Having failed to secure the mooted $2 billion asking price last year, Brambles now has no option but hive off its Recall document management and destruction business, particularly given the technological challenges the document storage industry faces.
It may once have been a natural fit to a business that, as a conglomerate, derived a fair portion of its income from security services. That’s no longer the case.
Brambles abandoned the Recall sale more than a year ago, after an extended sales process, at the time citing Europe’s debt crisis as a major contributing factor for the shortage of buyers. It is more likely they baulked at the price and its uncertain future.
Just months earlier, during the height of the crisis, the company and its advisors issued the obligatory off the record hints to the media that the company was being swamped with offers.

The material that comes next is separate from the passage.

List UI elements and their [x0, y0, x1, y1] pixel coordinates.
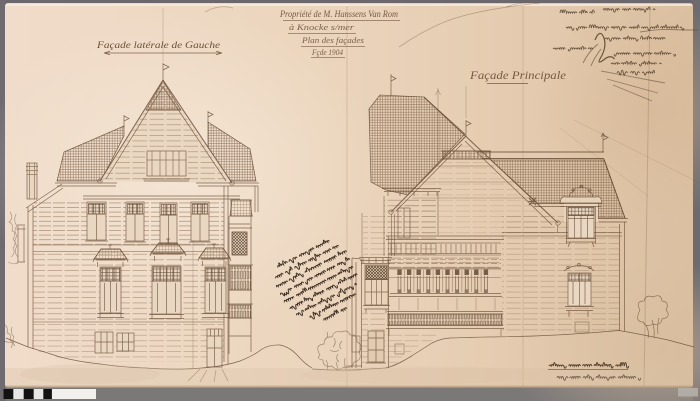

Chairman Graeme Kraehe has consistently argued Recall was a strong business with solid growth potential. That point was rammed home this morning in a note the stock exchange outlining the intention to separately list the division.
“Stable, recurring revenue streams” and “strong operating cash flows to support dividends and investment” were featured throughout the document.
Unfortunately, it is earnings stability that seems to be missing this year. Recall’s underlying profit was downgraded to between $US138 and $US142 million this year on “reduced sales revenue and higher business development costs”.
Given there is no change to Brambles guidance, it is clear that the Recall division is becoming a drag on earnings.
Like many industries Recall is facing challenges from new digital technologies, particularly the emergence of cloud computing. While some professions, such as legal and accounting, still require hard copies, document storage is moving into the ether.
Old technology it may be, but Brambles pallet business by contrast is going from strength to strength.
The recent collapse of an American competitor iGPS has cemented its dominance in the market.
Last week, investment bank UBS argued the pallet division would lift earnings by 10% on a constant currency basis. Once foreign exchange movements were taken into account, given the fall in the Australian dollar, should lift the Australian dollar earnings per share line by around 11%.
Eureka Report identified Brambles as a stock price laggard with good earnings growth prospects back in February.